DH: What are some of the most important aspects of being a successful chorus master?

SH: It's a very different art from the one you do at The Bach Choir, where you conduct the final performance – I don't. My job is to train a group to be as flexible as possible and to respond to gesture like a professional orchestra. Various techniques are involved: different speeds, time relationships, reading the hands and different possible up-beats of conductors: it's a rigorous set of requirements. The other aspect is preparing very different repertoire, such as Shostakovich 2/3 and 13 and lots of other works requiring the presence of a chorus in very different ways: The Planets, Daphnis et Chloé and so on. Finally, the forming of youth and community choirs, where the CBS0 were pioneers. As an organisation, there are 500 involved, of whom 80 are the professional orchestral players. I like being at the high table talking with great conductors about repertoire, and I'm very happy to be making things possible from within our choral community.

DH: Where do you think we are with singing in the UK as we re-emerge after Covid?

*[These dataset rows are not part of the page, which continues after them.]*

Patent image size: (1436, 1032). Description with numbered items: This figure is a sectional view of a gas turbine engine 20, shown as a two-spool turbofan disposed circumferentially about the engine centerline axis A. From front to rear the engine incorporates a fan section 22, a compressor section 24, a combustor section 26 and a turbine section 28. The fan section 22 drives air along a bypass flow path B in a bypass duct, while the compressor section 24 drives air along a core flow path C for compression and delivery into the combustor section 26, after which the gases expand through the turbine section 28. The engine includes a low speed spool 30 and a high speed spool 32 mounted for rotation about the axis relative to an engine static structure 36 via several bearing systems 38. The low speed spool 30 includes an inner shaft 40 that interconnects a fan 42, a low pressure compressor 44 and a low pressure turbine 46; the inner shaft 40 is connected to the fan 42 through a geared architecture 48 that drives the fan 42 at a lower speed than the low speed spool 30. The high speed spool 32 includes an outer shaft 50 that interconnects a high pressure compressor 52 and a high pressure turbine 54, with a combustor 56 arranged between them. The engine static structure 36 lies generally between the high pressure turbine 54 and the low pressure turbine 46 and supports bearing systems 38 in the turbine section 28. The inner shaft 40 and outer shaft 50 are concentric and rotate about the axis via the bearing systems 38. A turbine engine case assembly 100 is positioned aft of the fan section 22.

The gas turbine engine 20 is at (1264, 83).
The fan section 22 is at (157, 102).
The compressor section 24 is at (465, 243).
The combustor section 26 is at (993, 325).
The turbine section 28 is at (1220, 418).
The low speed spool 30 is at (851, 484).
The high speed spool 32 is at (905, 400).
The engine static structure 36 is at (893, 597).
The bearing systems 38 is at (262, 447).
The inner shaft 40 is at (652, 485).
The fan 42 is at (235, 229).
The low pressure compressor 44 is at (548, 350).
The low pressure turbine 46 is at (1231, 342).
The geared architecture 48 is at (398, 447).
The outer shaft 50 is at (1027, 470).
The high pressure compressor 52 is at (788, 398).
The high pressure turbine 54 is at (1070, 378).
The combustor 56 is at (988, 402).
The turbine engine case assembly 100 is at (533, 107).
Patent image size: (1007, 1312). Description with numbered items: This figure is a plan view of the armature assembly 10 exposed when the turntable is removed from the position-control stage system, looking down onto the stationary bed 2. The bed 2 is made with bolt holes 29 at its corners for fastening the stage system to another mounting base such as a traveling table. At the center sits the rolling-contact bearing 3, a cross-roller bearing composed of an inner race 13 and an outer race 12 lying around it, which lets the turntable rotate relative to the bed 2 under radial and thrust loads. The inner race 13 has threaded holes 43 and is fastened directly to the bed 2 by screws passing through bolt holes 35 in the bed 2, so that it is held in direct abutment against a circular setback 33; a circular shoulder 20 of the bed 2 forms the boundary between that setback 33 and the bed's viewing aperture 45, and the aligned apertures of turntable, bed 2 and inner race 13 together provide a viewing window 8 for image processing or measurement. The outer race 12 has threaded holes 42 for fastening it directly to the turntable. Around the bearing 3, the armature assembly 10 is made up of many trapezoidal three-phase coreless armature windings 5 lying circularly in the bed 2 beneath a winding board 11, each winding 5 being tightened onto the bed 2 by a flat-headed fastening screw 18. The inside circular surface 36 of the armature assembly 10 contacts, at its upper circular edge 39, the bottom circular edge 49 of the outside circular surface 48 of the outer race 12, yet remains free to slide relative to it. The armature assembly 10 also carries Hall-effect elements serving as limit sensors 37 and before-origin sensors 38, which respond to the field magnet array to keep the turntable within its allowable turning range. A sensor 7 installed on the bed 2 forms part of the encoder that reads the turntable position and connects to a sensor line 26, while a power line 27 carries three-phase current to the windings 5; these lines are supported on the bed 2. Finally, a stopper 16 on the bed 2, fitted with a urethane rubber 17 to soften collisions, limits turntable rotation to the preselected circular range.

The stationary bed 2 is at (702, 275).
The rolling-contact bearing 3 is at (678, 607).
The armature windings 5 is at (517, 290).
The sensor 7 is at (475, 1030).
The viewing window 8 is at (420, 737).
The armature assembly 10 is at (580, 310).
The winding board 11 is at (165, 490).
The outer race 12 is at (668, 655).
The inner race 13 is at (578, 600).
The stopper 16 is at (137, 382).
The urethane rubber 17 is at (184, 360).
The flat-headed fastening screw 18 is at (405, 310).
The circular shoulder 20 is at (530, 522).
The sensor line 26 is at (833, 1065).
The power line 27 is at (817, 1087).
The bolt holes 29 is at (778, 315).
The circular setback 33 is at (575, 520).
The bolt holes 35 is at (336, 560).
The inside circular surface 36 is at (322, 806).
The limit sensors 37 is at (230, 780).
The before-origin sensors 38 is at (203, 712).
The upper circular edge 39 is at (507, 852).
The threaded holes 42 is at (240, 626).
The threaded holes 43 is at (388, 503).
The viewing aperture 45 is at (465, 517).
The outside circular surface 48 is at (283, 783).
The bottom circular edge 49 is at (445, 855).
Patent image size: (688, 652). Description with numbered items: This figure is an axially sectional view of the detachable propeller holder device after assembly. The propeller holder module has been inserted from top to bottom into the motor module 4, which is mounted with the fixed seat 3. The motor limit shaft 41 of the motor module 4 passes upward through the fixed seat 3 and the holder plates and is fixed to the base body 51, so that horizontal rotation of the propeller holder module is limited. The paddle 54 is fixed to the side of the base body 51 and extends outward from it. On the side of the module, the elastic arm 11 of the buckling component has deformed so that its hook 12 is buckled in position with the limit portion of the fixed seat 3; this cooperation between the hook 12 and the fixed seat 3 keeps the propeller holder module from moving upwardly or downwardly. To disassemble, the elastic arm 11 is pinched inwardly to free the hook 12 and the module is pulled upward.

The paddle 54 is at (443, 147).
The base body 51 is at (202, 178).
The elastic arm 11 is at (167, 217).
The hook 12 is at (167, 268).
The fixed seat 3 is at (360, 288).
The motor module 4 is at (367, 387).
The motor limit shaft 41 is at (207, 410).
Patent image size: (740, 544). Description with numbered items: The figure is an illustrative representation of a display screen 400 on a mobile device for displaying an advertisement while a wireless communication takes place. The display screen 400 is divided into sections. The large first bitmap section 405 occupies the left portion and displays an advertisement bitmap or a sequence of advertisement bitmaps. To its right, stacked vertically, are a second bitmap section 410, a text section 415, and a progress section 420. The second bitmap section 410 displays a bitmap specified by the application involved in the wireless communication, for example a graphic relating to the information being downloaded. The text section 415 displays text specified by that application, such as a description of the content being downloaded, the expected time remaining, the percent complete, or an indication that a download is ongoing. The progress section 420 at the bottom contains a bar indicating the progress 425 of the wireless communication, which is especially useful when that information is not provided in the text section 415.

SH: I think it is divided. Putting Covid aside – we will all have to find our own way back from that: it's a separate journey – I think that in our private schools and our top universities, things have never been better. If the private schools are prepared to build enormous music schools, employ five full-time music staff and install expensive organs, then the elite clearly think music is actually very important. That begs the question, why is the state sector largely starved of opportunity? The one thing you and I and others are going to have to do before we die is to protest, protest and protest! in order to give the key to the door of music to all those people who just don't get given it at the moment. We have to harness all the resources we have in order to give everyone the chance of being involved in music. Don't think that we have all the problems, as in Germany there is a lot of despair about the state of music education. Probably the best examples of music education are in Scandinavia, where music really is taken seriously.

DH: Future hopes and aspirations?

SH: I've decided I'm going to do a bit less; and in the fewer places in which I will work, I intend doing really interesting and more diverse repertoire and to bring as many new people into our halls as possible. I'm presently in Cologne doing a piece Considering Matthew Shepard by Craig Hella Johnson – a wonderful oratorio which is basically a modern-day SMP. It's about the crucifixion of a young gay student 20 years ago, and how the community related to that. We are doing it for the Christopher Street Festival. Cologne is a very progressive place with a huge Gay Festival, so this is being done in conjunction with TV, large screens for audiences and with a huge numbers of performers.

DH: Good luck with all this, Simon, and thank you.